Every year, Greenbiz releases a report reviewing the metrics of thousands of companies around the world. The report looks at factors such as circular economy, clean energy, and climate tech and how they influence the direction the business world is headed. The State of Green Business 2022 report focused a lot of attention on issues surrounding the pandemic such as how Covid has shaped the workplace, the disruption in the supply chain, and human rights. We reviewed the 2022 report and here are some insights on 5 things we learned:


The State of Net Zero

There has been a rise in net zero commitments but the speed at which these commitments are being achieved is lacking. The goal is to have companies commit to getting as close to net zero as possible by a deadline of year 2050. What is Net Zero? It is when as many greenhouse gases are being emitted are equal to the amount being taken from the air, and it is this point at which we can halt the advance of global warming. There has been a lot of talk about the push for net zero, but it seems as though many companies are not taking the timeline seriously.

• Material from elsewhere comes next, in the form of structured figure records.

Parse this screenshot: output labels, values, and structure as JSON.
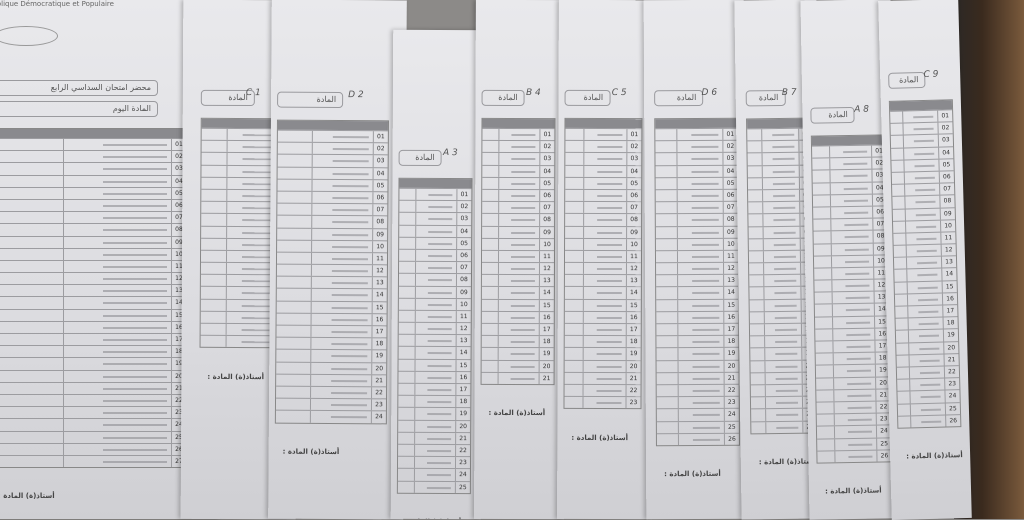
{
  "photo": {
    "header_text": "...blique Démocratique et Populaire",
    "first_sheet_title_box": "محضر امتحان السداسي الرابع",
    "subject_label": "المادة",
    "date_label": "اليوم",
    "signature_label": "أستاذ(ة) المادة :",
    "sheets": [
      {
        "rows": 27,
        "handwriting": ""
      },
      {
        "rows": 18,
        "handwriting": "C 1"
      },
      {
        "rows": 24,
        "handwriting": "D 2"
      },
      {
        "rows": 25,
        "handwriting": "A 3"
      },
      {
        "rows": 21,
        "handwriting": "B 4"
      },
      {
        "rows": 23,
        "handwriting": "C 5"
      },
      {
        "rows": 26,
        "handwriting": "D 6"
      },
      {
        "rows": 25,
        "handwriting": "B 7"
      },
      {
        "rows": 26,
        "handwriting": "A 8"
      },
      {
        "rows": 26,
        "handwriting": "C 9"
      }
    ],
    "colors": {
      "paper": "#e4e4e8",
      "background": "#8c8a88",
      "table_header": "#8a8a8e"
    }
  }
}
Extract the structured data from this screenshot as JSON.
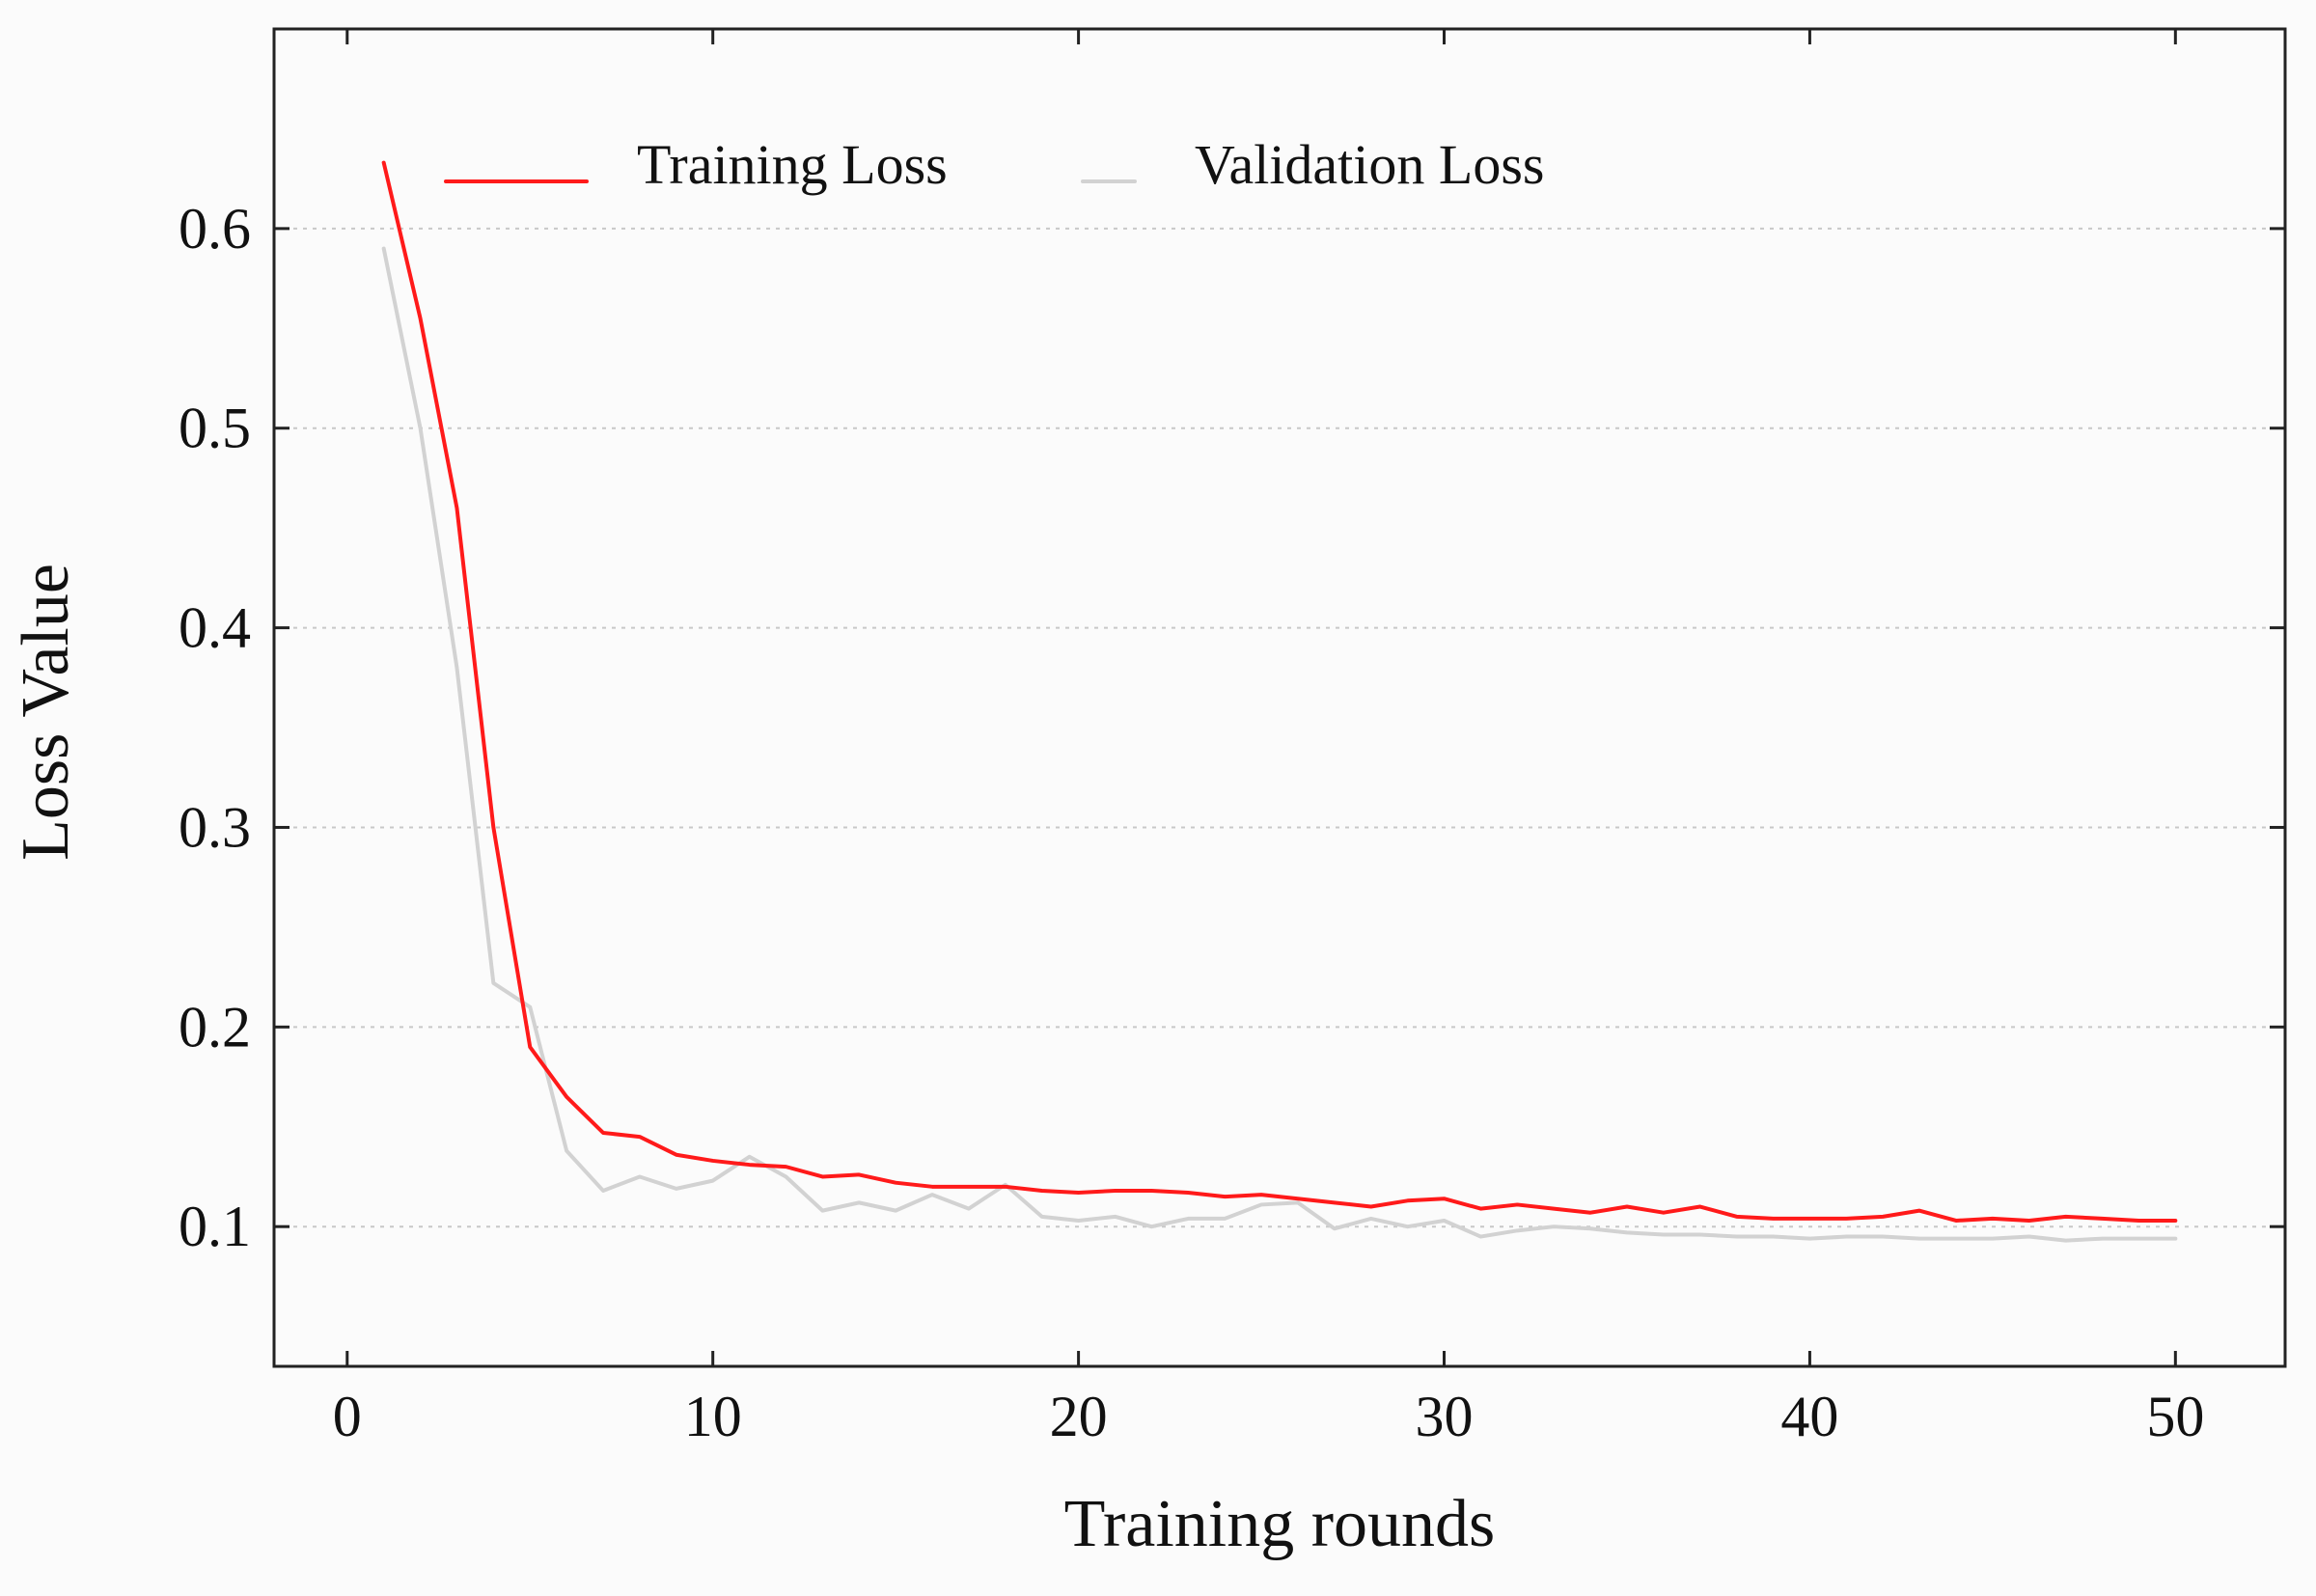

There needs to be more of a sense of urgency and companies need a specific pathway and plans if we are to meet these deadlines. There are countless ways in which we can shift towards true zero targets such as tightening our reductions targets, prioritizing innovative technologies, diversifying clean energy resources, and utilizing energy storage.


Green Jobs & Skills

As we move towards a low carbon economy, more and more green jobs are being created and training to step into green jobs is becoming more important. The report notes that jobs aren’t generally either ‘green’ or ‘not green’, but rather will fall somewhere along a spectrum as they may have “green” elements. Greenbiz has come up with a measurement system for the “greenness” of jobs and skills. By measuring this, we will be able to see which jobs sectors need to be made ‘greener’ and where we need to make investment into green upskilling.


Circular Economy

A circular economy approaches economic development by focusing on designing to benefit business, society, and the environment together. There is a global push to create a more circular economy, focusing on innovation and confronting climate change, creating value throughout the value chain, and a shift away from a linear economy where we produce and create waste, to circular design with renewable energy and no waste. Check out the Ellen MacArthur Foundation to learn more about circular economy around the globe, and visit the Circular Economy Institute to upskill in this increasingly important movement.


Clean Energy

Renewable energy is one of the most important factors in creating a circular economy. By shifting to renewable energy, we are prioritizing our net-zero commitments, green jobs, and environmental protection. Now companies are figuring out how to match clean energy demand with supply such as through energy storage and diversifying sources.


ESG Regulation Reporting

ESG reporting refers to the full disclosure of information and data on a company’s operations within environmental, social, and corporate governance. It is becoming increasingly expected of the larger corporations, particularly by investors, however it has been difficult to regulate. In 2021 the International Sustainability Standards Board (ISSB) was formed as a means of providing a comprehensive global baseline of sustainability-related disclosure standards. It will encourage uptake of ESG reporting and will help standardize the requirements to help prevent greenwashing and false information.